Many states including Arizona are title holding states.  This means that until the loan (lien) is paid off the lender (lien holder) keeps the title.  So suppose you want to sell your vehicle before you have paid off it off, how do you provide a title to the buyer?  Because after all, what can they do without a title?  Nothing would be the answer, unless you do the following:

Explain to the buyer that you still owe on the vehicle and the following will ensure that they will indeed get the title for the vehicle.  Now, if the buyer is also getting a loan, their lender will do all that I am going to explain as they will make double sure that they have the title in their possession at the end of the buying process.  You will just have to go to the buyer’s lender and sign some documents, surrender the car and the keys and magically you are relieved of the vehicle (and payment).  I still recommend checking your loan balance daily to see that it zeros out, that should happen within a week.  I also recommend that you contact your lender and let them know what is going on, especially if there a an upcoming payment due within the next 10 days or so.

Okay, what if the buyer is a cash buyer?  Do the following:

Complete a bill of sale, having it notarized offers another layer of security, your MVD web site should have these on line or do a web search to find one.  Most states are “as is” by default, I always like to specify this in the bill of sale anyway just to eliminate questions/problems in the future.

Have the buyer make out a cashiers check to your lender with your account number on the check.  If you owe you must also make a second cashiers check for the balance (10 day payoff provided by the lender).  If you owe less, ask the buyer of 2 checks, one to the lender and the balance to you.

Give the buyer a notarized Power of Attorney specific to the vehicle that you are selling, you can prepare this ahead of time.  The MVD web site should have these available on line.

Prepare a payoff authorization to send to your lender explaining that you are wanting the checks to be applied to your loan and to send the title to the buyer.  My experience it that about half the time they will and half the time it will come to you anyway.  Ni worries, you can get the title to the new owed later.

Pay for a 30 or 90 day temporary permit in the buyers name that will allow them to drive the vehicle until they do have a title (that will then allow them to register and legally drive the vehicle).
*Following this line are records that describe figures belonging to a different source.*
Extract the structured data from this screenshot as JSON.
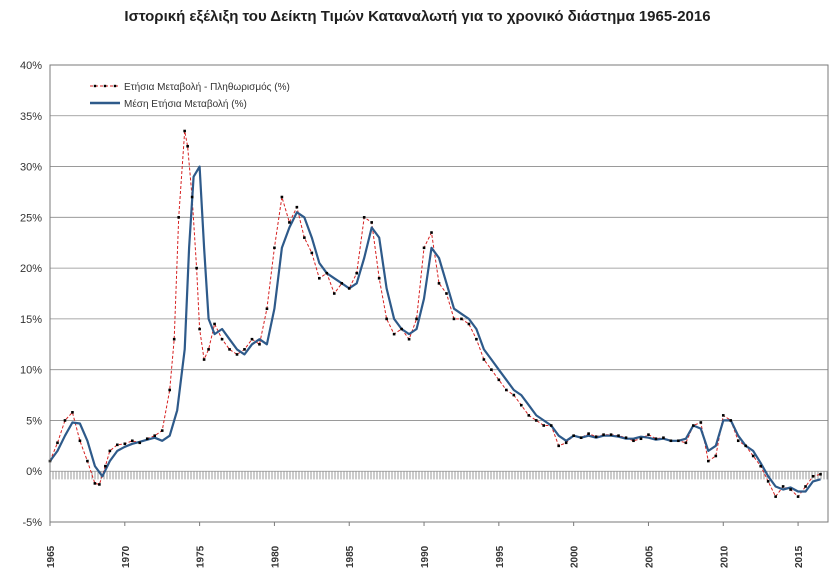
{
  "chart_data": {
    "type": "line",
    "title": "Ιστορική εξέλιξη του Δείκτη Τιμών Καταναλωτή για το χρονικό διάστημα 1965-2016",
    "xlabel": "",
    "ylabel": "",
    "xlim": [
      1965,
      2017
    ],
    "ylim": [
      -5,
      40
    ],
    "y_ticks": [
      "-5%",
      "0%",
      "5%",
      "10%",
      "15%",
      "20%",
      "25%",
      "30%",
      "35%",
      "40%"
    ],
    "y_tick_values": [
      -5,
      0,
      5,
      10,
      15,
      20,
      25,
      30,
      35,
      40
    ],
    "x_ticks": [
      "1965",
      "1970",
      "1975",
      "1980",
      "1985",
      "1990",
      "1995",
      "2000",
      "2005",
      "2010",
      "2015"
    ],
    "x_tick_values": [
      1965,
      1970,
      1975,
      1980,
      1985,
      1990,
      1995,
      2000,
      2005,
      2010,
      2015
    ],
    "grid": "horizontal",
    "legend": "top-left",
    "series": [
      {
        "name": "Ετήσια Μεταβολή  - Πληθωρισμός (%)",
        "color": "#d62020",
        "marker_color": "#000000",
        "style": "dashed-with-markers",
        "x": [
          1965.0,
          1965.5,
          1966.0,
          1966.5,
          1967.0,
          1967.5,
          1968.0,
          1968.3,
          1968.7,
          1969.0,
          1969.5,
          1970.0,
          1970.5,
          1971.0,
          1971.5,
          1972.0,
          1972.5,
          1973.0,
          1973.3,
          1973.6,
          1974.0,
          1974.2,
          1974.5,
          1974.8,
          1975.0,
          1975.3,
          1975.6,
          1976.0,
          1976.5,
          1977.0,
          1977.5,
          1978.0,
          1978.5,
          1979.0,
          1979.5,
          1980.0,
          1980.5,
          1981.0,
          1981.5,
          1982.0,
          1982.5,
          1983.0,
          1983.5,
          1984.0,
          1984.5,
          1985.0,
          1985.5,
          1986.0,
          1986.5,
          1987.0,
          1987.5,
          1988.0,
          1988.5,
          1989.0,
          1989.5,
          1990.0,
          1990.5,
          1991.0,
          1991.5,
          1992.0,
          1992.5,
          1993.0,
          1993.5,
          1994.0,
          1994.5,
          1995.0,
          1995.5,
          1996.0,
          1996.5,
          1997.0,
          1997.5,
          1998.0,
          1998.5,
          1999.0,
          1999.5,
          2000.0,
          2000.5,
          2001.0,
          2001.5,
          2002.0,
          2002.5,
          2003.0,
          2003.5,
          2004.0,
          2004.5,
          2005.0,
          2005.5,
          2006.0,
          2006.5,
          2007.0,
          2007.5,
          2008.0,
          2008.5,
          2009.0,
          2009.5,
          2010.0,
          2010.5,
          2011.0,
          2011.5,
          2012.0,
          2012.5,
          2013.0,
          2013.5,
          2014.0,
          2014.5,
          2015.0,
          2015.5,
          2016.0,
          2016.5
        ],
        "values": [
          1.0,
          2.8,
          5.0,
          5.8,
          3.0,
          1.0,
          -1.2,
          -1.3,
          0.5,
          2.0,
          2.6,
          2.7,
          3.0,
          2.8,
          3.2,
          3.5,
          4.0,
          8.0,
          13.0,
          25.0,
          33.5,
          32.0,
          27.0,
          20.0,
          14.0,
          11.0,
          12.0,
          14.5,
          13.0,
          12.0,
          11.5,
          12.0,
          13.0,
          12.5,
          16.0,
          22.0,
          27.0,
          24.5,
          26.0,
          23.0,
          21.5,
          19.0,
          19.5,
          17.5,
          18.5,
          18.0,
          19.5,
          25.0,
          24.5,
          19.0,
          15.0,
          13.5,
          14.0,
          13.0,
          15.0,
          22.0,
          23.5,
          18.5,
          17.5,
          15.0,
          15.0,
          14.5,
          13.0,
          11.0,
          10.0,
          9.0,
          8.0,
          7.5,
          6.5,
          5.5,
          5.0,
          4.5,
          4.5,
          2.5,
          2.8,
          3.5,
          3.3,
          3.7,
          3.4,
          3.6,
          3.6,
          3.5,
          3.3,
          3.0,
          3.2,
          3.6,
          3.2,
          3.3,
          3.0,
          3.0,
          2.8,
          4.5,
          4.8,
          1.0,
          1.5,
          5.5,
          5.0,
          3.0,
          2.5,
          1.5,
          0.5,
          -1.0,
          -2.5,
          -1.5,
          -1.8,
          -2.5,
          -1.5,
          -0.5,
          -0.3
        ]
      },
      {
        "name": "Μέση Ετήσια Μεταβολή  (%)",
        "color": "#2e5a8a",
        "style": "solid",
        "x": [
          1965.0,
          1965.5,
          1966.0,
          1966.5,
          1967.0,
          1967.5,
          1968.0,
          1968.5,
          1969.0,
          1969.5,
          1970.0,
          1970.5,
          1971.0,
          1971.5,
          1972.0,
          1972.5,
          1973.0,
          1973.5,
          1974.0,
          1974.3,
          1974.6,
          1975.0,
          1975.3,
          1975.6,
          1976.0,
          1976.5,
          1977.0,
          1977.5,
          1978.0,
          1978.5,
          1979.0,
          1979.5,
          1980.0,
          1980.5,
          1981.0,
          1981.5,
          1982.0,
          1982.5,
          1983.0,
          1983.5,
          1984.0,
          1984.5,
          1985.0,
          1985.5,
          1986.0,
          1986.5,
          1987.0,
          1987.5,
          1988.0,
          1988.5,
          1989.0,
          1989.5,
          1990.0,
          1990.5,
          1991.0,
          1991.5,
          1992.0,
          1992.5,
          1993.0,
          1993.5,
          1994.0,
          1994.5,
          1995.0,
          1995.5,
          1996.0,
          1996.5,
          1997.0,
          1997.5,
          1998.0,
          1998.5,
          1999.0,
          1999.5,
          2000.0,
          2000.5,
          2001.0,
          2001.5,
          2002.0,
          2002.5,
          2003.0,
          2003.5,
          2004.0,
          2004.5,
          2005.0,
          2005.5,
          2006.0,
          2006.5,
          2007.0,
          2007.5,
          2008.0,
          2008.5,
          2009.0,
          2009.5,
          2010.0,
          2010.5,
          2011.0,
          2011.5,
          2012.0,
          2012.5,
          2013.0,
          2013.5,
          2014.0,
          2014.5,
          2015.0,
          2015.5,
          2016.0,
          2016.5
        ],
        "values": [
          1.0,
          2.0,
          3.5,
          4.8,
          4.7,
          3.0,
          0.5,
          -0.5,
          1.0,
          2.0,
          2.4,
          2.7,
          2.9,
          3.1,
          3.3,
          3.0,
          3.5,
          6.0,
          12.0,
          22.0,
          29.0,
          30.0,
          22.0,
          15.0,
          13.5,
          14.0,
          13.0,
          12.0,
          11.5,
          12.5,
          13.0,
          12.5,
          16.0,
          22.0,
          24.0,
          25.5,
          25.0,
          23.0,
          20.5,
          19.5,
          19.0,
          18.5,
          18.0,
          18.5,
          21.0,
          24.0,
          23.0,
          18.0,
          15.0,
          14.0,
          13.5,
          14.0,
          17.0,
          22.0,
          21.0,
          18.5,
          16.0,
          15.5,
          15.0,
          14.0,
          12.0,
          11.0,
          10.0,
          9.0,
          8.0,
          7.5,
          6.5,
          5.5,
          5.0,
          4.5,
          3.5,
          3.0,
          3.5,
          3.3,
          3.5,
          3.3,
          3.5,
          3.5,
          3.4,
          3.2,
          3.2,
          3.4,
          3.3,
          3.1,
          3.2,
          3.0,
          3.0,
          3.2,
          4.5,
          4.2,
          2.0,
          2.5,
          5.0,
          5.0,
          3.5,
          2.5,
          2.0,
          0.8,
          -0.5,
          -1.5,
          -1.8,
          -1.6,
          -2.0,
          -2.0,
          -1.0,
          -0.8
        ]
      }
    ]
  }
}
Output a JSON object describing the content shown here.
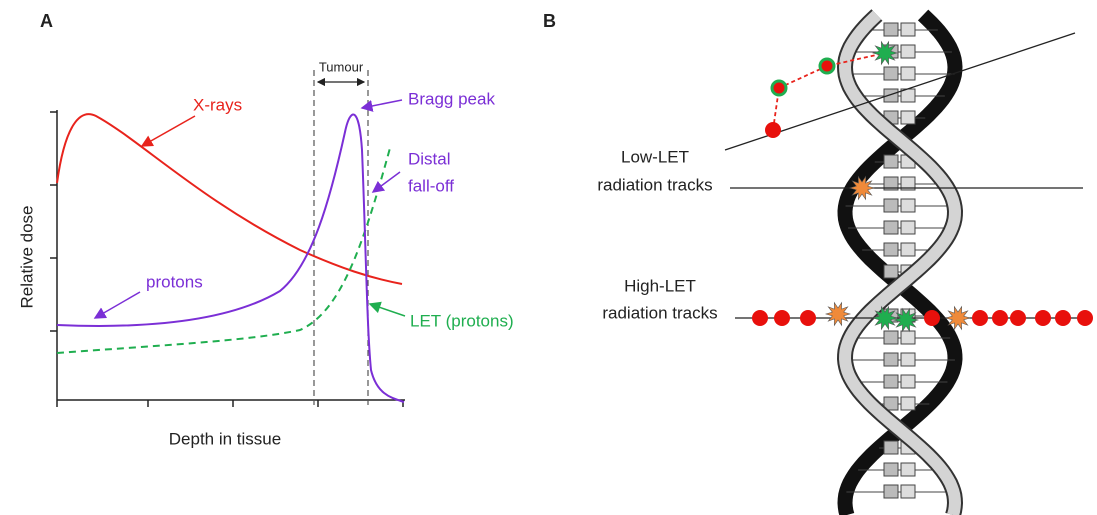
{
  "panel_a": {
    "label": "A",
    "tumour": "Tumour",
    "x_rays": "X-rays",
    "bragg_peak": "Bragg peak",
    "distal_fall_off": [
      "Distal",
      "fall-off"
    ],
    "protons": "protons",
    "let_protons": "LET (protons)",
    "y_axis_label": "Relative dose",
    "x_axis_label": "Depth in tissue"
  },
  "panel_b": {
    "label": "B",
    "low_let": [
      "Low-LET",
      "radiation tracks"
    ],
    "high_let": [
      "High-LET",
      "radiation tracks"
    ]
  }
}
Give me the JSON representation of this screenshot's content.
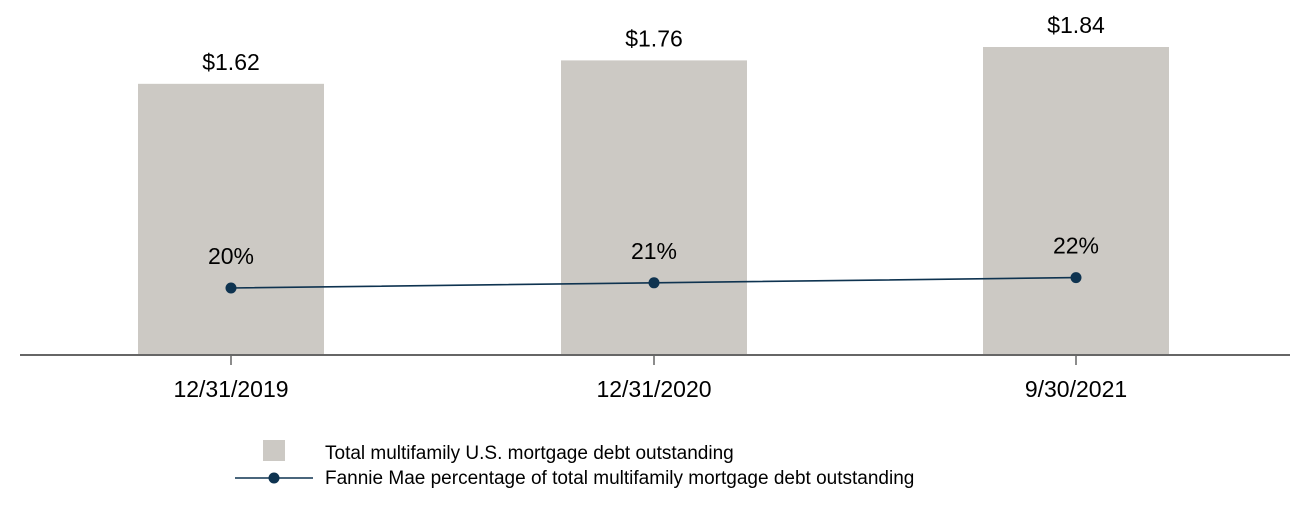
{
  "chart_data": {
    "type": "bar",
    "categories": [
      "12/31/2019",
      "12/31/2020",
      "9/30/2021"
    ],
    "series": [
      {
        "name": "Total multifamily U.S. mortgage debt outstanding",
        "kind": "bar",
        "values": [
          1.62,
          1.76,
          1.84
        ],
        "labels": [
          "$1.62",
          "$1.76",
          "$1.84"
        ],
        "color": "#ccc9c4"
      },
      {
        "name": "Fannie Mae percentage of total multifamily mortgage debt outstanding",
        "kind": "line",
        "values": [
          20,
          21,
          22
        ],
        "labels": [
          "20%",
          "21%",
          "22%"
        ],
        "color": "#0e3350"
      }
    ],
    "bar_ylim": [
      0,
      2.15
    ],
    "line_ylim": [
      10,
      30
    ],
    "legend_position": "bottom-center",
    "grid": false,
    "axis_color": "#666666"
  }
}
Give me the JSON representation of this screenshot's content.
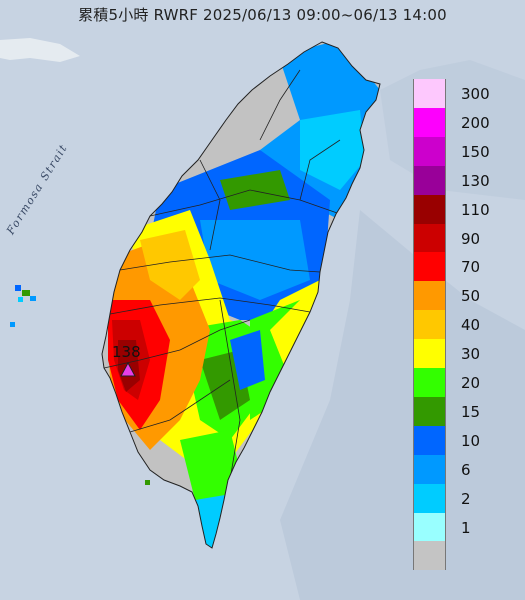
{
  "title": "累積5小時 RWRF 2025/06/13 09:00~06/13 14:00",
  "strait_label": "Formosa Strait",
  "max_value_label": "138",
  "colors": {
    "sea": "#c7d3e2",
    "land_dry": "#c2c2c2",
    "marker": "#e83ee8"
  },
  "legend": [
    {
      "label": "300",
      "color": "#fdc8fd"
    },
    {
      "label": "200",
      "color": "#fd00fd"
    },
    {
      "label": "150",
      "color": "#cc00cc"
    },
    {
      "label": "130",
      "color": "#990099"
    },
    {
      "label": "110",
      "color": "#990000"
    },
    {
      "label": "90",
      "color": "#cc0000"
    },
    {
      "label": "70",
      "color": "#ff0000"
    },
    {
      "label": "50",
      "color": "#ff9900"
    },
    {
      "label": "40",
      "color": "#ffc800"
    },
    {
      "label": "30",
      "color": "#ffff00"
    },
    {
      "label": "20",
      "color": "#33ff00"
    },
    {
      "label": "15",
      "color": "#339900"
    },
    {
      "label": "10",
      "color": "#0066ff"
    },
    {
      "label": "6",
      "color": "#0099ff"
    },
    {
      "label": "2",
      "color": "#00ccff"
    },
    {
      "label": "1",
      "color": "#99ffff"
    },
    {
      "label": "",
      "color": "#c4c4c4"
    }
  ]
}
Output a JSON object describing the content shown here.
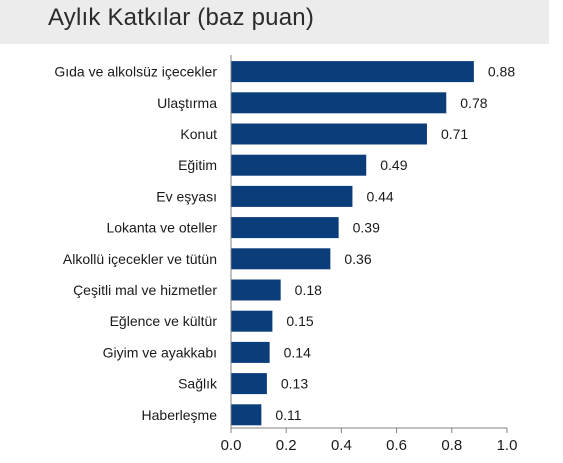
{
  "chart_data": {
    "type": "bar",
    "orientation": "horizontal",
    "title": "Aylık Katkılar (baz puan)",
    "categories": [
      "Gıda ve alkolsüz içecekler",
      "Ulaştırma",
      "Konut",
      "Eğitim",
      "Ev eşyası",
      "Lokanta ve oteller",
      "Alkollü içecekler ve tütün",
      "Çeşitli mal ve hizmetler",
      "Eğlence ve kültür",
      "Giyim ve ayakkabı",
      "Sağlık",
      "Haberleşme"
    ],
    "values": [
      0.88,
      0.78,
      0.71,
      0.49,
      0.44,
      0.39,
      0.36,
      0.18,
      0.15,
      0.14,
      0.13,
      0.11
    ],
    "value_labels": [
      "0.88",
      "0.78",
      "0.71",
      "0.49",
      "0.44",
      "0.39",
      "0.36",
      "0.18",
      "0.15",
      "0.14",
      "0.13",
      "0.11"
    ],
    "xlim": [
      0,
      1.0
    ],
    "xticks": [
      "0.0",
      "0.2",
      "0.4",
      "0.6",
      "0.8",
      "1.0"
    ],
    "xlabel": "",
    "ylabel": "",
    "grid": false,
    "legend": "none",
    "bar_color": "#0a3d7a",
    "axis_color": "#808080",
    "text_color": "#1a1a1a"
  }
}
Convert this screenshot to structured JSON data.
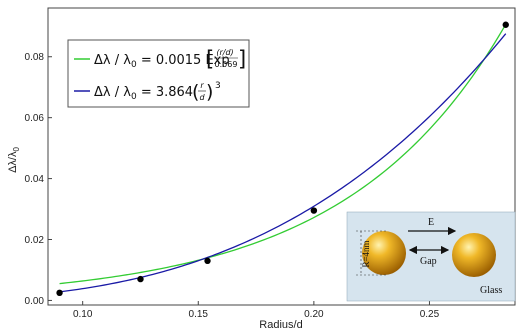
{
  "chart_data": {
    "type": "scatter",
    "xlabel": "Radius/d",
    "ylabel": "Δλ/λ0",
    "xlim": [
      0.085,
      0.287
    ],
    "ylim": [
      -0.0015,
      0.096
    ],
    "x_ticks": [
      "0.10",
      "0.15",
      "0.20",
      "0.25"
    ],
    "y_ticks": [
      "0.00",
      "0.02",
      "0.04",
      "0.06",
      "0.08"
    ],
    "points": [
      {
        "x": 0.09,
        "y": 0.0025
      },
      {
        "x": 0.125,
        "y": 0.007
      },
      {
        "x": 0.154,
        "y": 0.013
      },
      {
        "x": 0.2,
        "y": 0.0295
      },
      {
        "x": 0.283,
        "y": 0.0905
      }
    ],
    "fits": [
      {
        "label": "Δλ / λ0 = 0.0015 Exp[(r/d)/0.069]",
        "color": "#33cc33",
        "form": "exp",
        "a": 0.0015,
        "b": 0.069
      },
      {
        "label": "Δλ / λ0 = 3.864 (r/d)^3",
        "color": "#1a1aa6",
        "form": "cubic",
        "a": 3.864
      }
    ],
    "legend_placement": "top-left"
  },
  "legend": {
    "green_lhs": "Δλ / λ",
    "green_rhs": "= 0.0015 Exp",
    "green_frac_num": "(r/d)",
    "green_frac_den": "0.069",
    "blue_lhs": "Δλ / λ",
    "blue_rhs": "= 3.864",
    "blue_frac_num": "r",
    "blue_frac_den": "d",
    "blue_exp": "3",
    "subscript": "0"
  },
  "inset": {
    "field_label": "E",
    "gap_label": "Gap",
    "radius_label": "R=4nm",
    "medium_label": "Glass",
    "colors": {
      "background": "#d6e4ee",
      "sphere": "#e0a010",
      "sphere_dark": "#a86a00"
    }
  }
}
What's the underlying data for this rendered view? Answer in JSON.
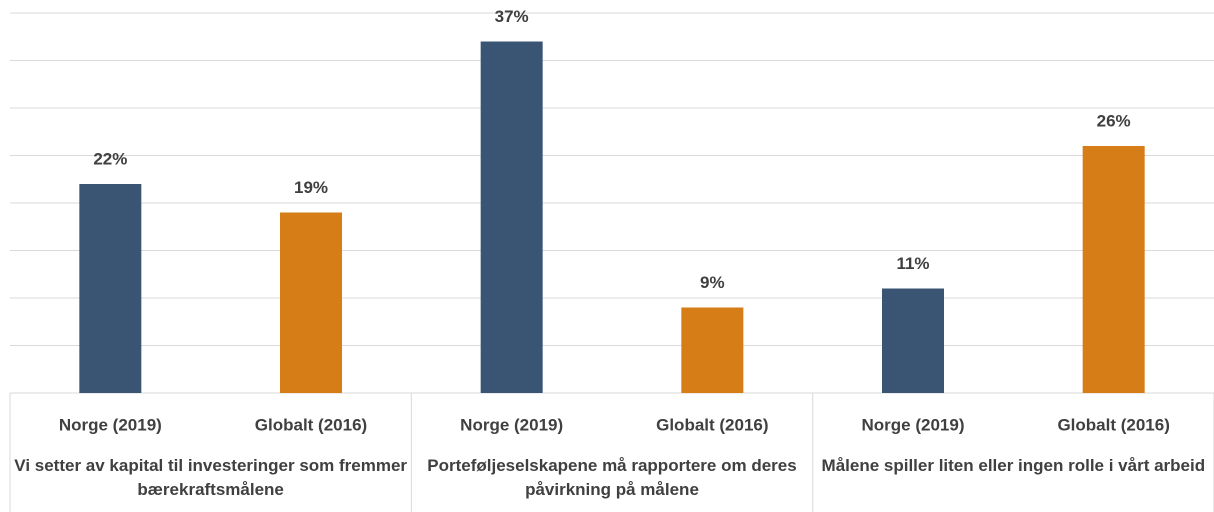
{
  "chart_data": {
    "type": "bar",
    "categories": [
      "Norge (2019)",
      "Globalt (2016)",
      "Norge (2019)",
      "Globalt (2016)",
      "Norge (2019)",
      "Globalt (2016)"
    ],
    "groups": [
      "Vi setter av kapital til investeringer som fremmer bærekraftsmålene",
      "Porteføljeselskapene må rapportere om deres påvirkning på målene",
      "Målene spiller liten eller ingen rolle i vårt arbeid"
    ],
    "values": [
      22,
      19,
      37,
      9,
      11,
      26
    ],
    "value_labels": [
      "22%",
      "19%",
      "37%",
      "9%",
      "11%",
      "26%"
    ],
    "colors": [
      "#3a5573",
      "#d67d17",
      "#3a5573",
      "#d67d17",
      "#3a5573",
      "#d67d17"
    ],
    "ylim": [
      0,
      40
    ],
    "yticks": [
      0,
      5,
      10,
      15,
      20,
      25,
      30,
      35,
      40
    ],
    "grid": true
  }
}
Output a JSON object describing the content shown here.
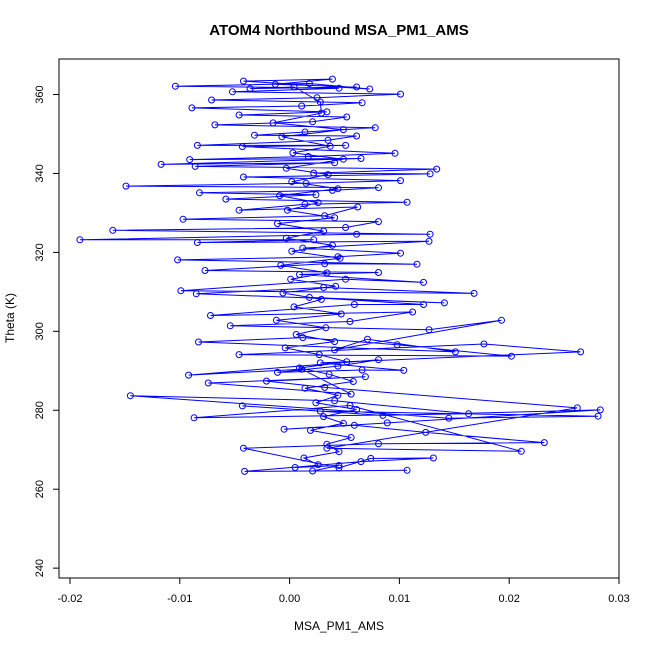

These can be obtained at the MVD or a private vehicle license titling service.  Why should you pay?  It is not the buyer’s fault you don’t have the title and it is a nice gesture to make the process a little easier for the buyer.

Turn over the vehicle and the keys to the buyer.  Explain to them that your next step is to overnight or second day air the payoff to your lender (offer to let them come with you, sometimes buyers are very concerned that you are still trying to pull a “fast one”).

Finally, overnight or second day air the payoff to the lender.  Be sure and get a tracking number and make sure that you have the payoff address for the lender.  This is often a different address from where you are making your payments.  I also recommend including a statement with your check (s) and other documents.

Congratulations you have sold your vehicle!